Le rapport de force se trouve entre les détenteurs de droits, dit Mogharabi. Même les fournisseurs de services de streaming de musique comme Spotify “peuvent être à la merci des maisons de disques au sein de l’industrie musicale, car ils auront besoin d’avoir accès au contenu pour continuer à attirer toujours plus de clients” dit-il.

Prenons l’exemple de Sony, qui estime que la proportion de ses revenus provenant du streaming est passée de 16 % en 2014 à 45 % en 2017. Avec de moins en moins de détenteurs de droits, les distributeurs, y compris Spotify, Apple Music et YouTube Music, ont de moins en moins d’influence sur les négociations. Les maisons de disques ont repris le contrôle du pouvoir sur les prix.

Pour que l’équilibre passe véritablement des maisons de disques aux services de diffusion en continu, il faudra qu’il y ait une consolidation de l’industrie, les grands services de diffusion en continu achetant des concurrents plus petits, ou peut-être des fusions entre les plus grands services à la demande. Alors seulement, dit Kazunoro Ito, analyste chez Morningstar, les plates-formes de streaming “gagneront en puissance tarifaire”. Les perdants seront la plupart des artistes, à l’exception des plus influents, même si ces derniers “continuent d’être moins puissants dans l’industrie”.

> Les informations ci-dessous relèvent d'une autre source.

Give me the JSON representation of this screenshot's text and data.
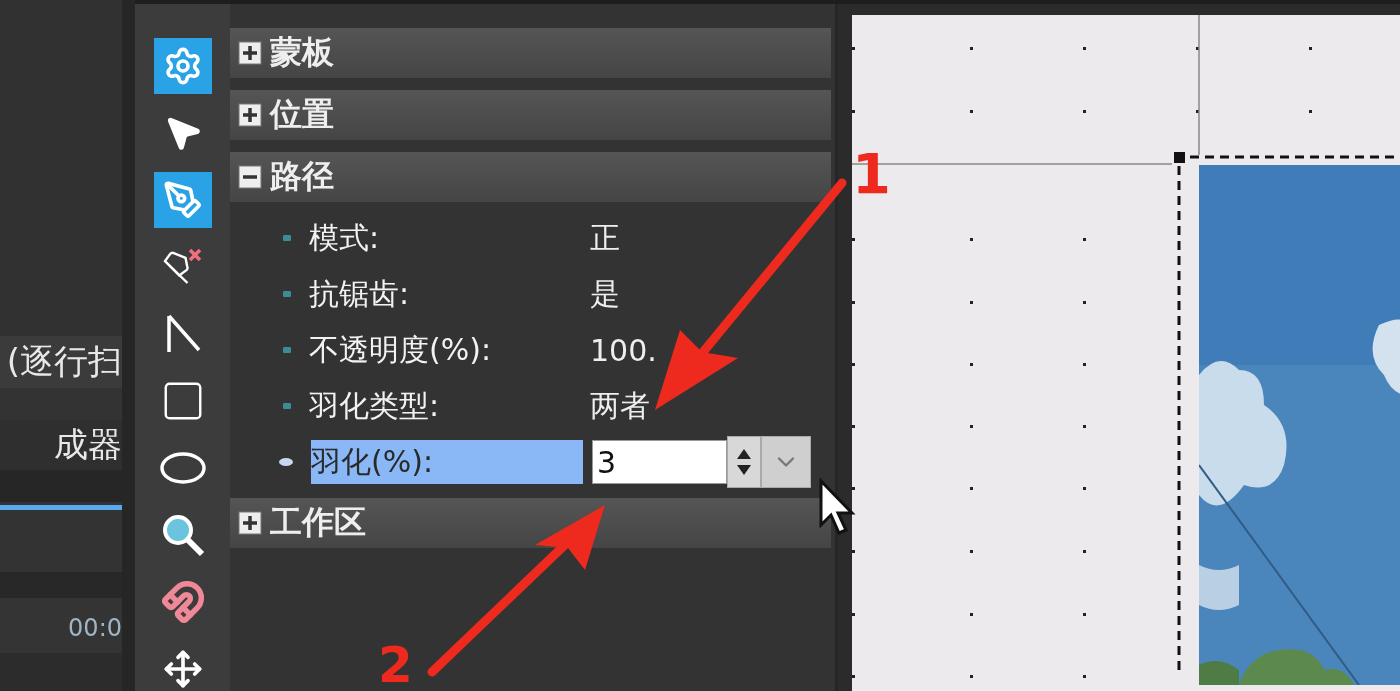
{
  "left_panel": {
    "row_1": "(逐行扫",
    "row_2": "成器",
    "timecode": "00:0"
  },
  "toolbar": {
    "tools": [
      {
        "kind": "gear",
        "selected": true
      },
      {
        "kind": "pointer",
        "selected": false
      },
      {
        "kind": "pen",
        "selected": true
      },
      {
        "kind": "pen-delete",
        "selected": false
      },
      {
        "kind": "angle",
        "selected": false
      },
      {
        "kind": "rectangle",
        "selected": false
      },
      {
        "kind": "ellipse",
        "selected": false
      },
      {
        "kind": "zoom",
        "selected": false
      },
      {
        "kind": "magnet",
        "selected": false
      },
      {
        "kind": "move",
        "selected": false
      }
    ]
  },
  "sections": [
    {
      "title": "蒙板",
      "expanded": false
    },
    {
      "title": "位置",
      "expanded": false
    },
    {
      "title": "路径",
      "expanded": true,
      "properties": [
        {
          "label": "模式:",
          "value": "正",
          "selected": false,
          "kind": "text"
        },
        {
          "label": "抗锯齿:",
          "value": "是",
          "selected": false,
          "kind": "text"
        },
        {
          "label": "不透明度(%):",
          "value": "100.",
          "selected": false,
          "kind": "text"
        },
        {
          "label": "羽化类型:",
          "value": "两者",
          "selected": false,
          "kind": "text"
        },
        {
          "label": "羽化(%):",
          "value": "3",
          "selected": true,
          "kind": "spinner"
        }
      ]
    },
    {
      "title": "工作区",
      "expanded": false
    }
  ],
  "annotations": [
    {
      "label": "1"
    },
    {
      "label": "2"
    }
  ]
}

Les amateurs de musique tiennent la courte paille. Les services de streaming musical se sont rendu compte que les utilisateurs sont prêts à payer pour le contenu. En travaillant avec des artistes et des maisons de disques pour faire respecter les droits d’auteur sur des plateformes comme YouTube, Facebook et d’autres, les plateformes de distribution reprennent enfin le contrôle du contenu, et plus leur bibliothèque est grande, plus ils sont susceptibles d’attirer des utilisateurs et de les persuader de payer pour louer leur musique, et non pour l’acheter.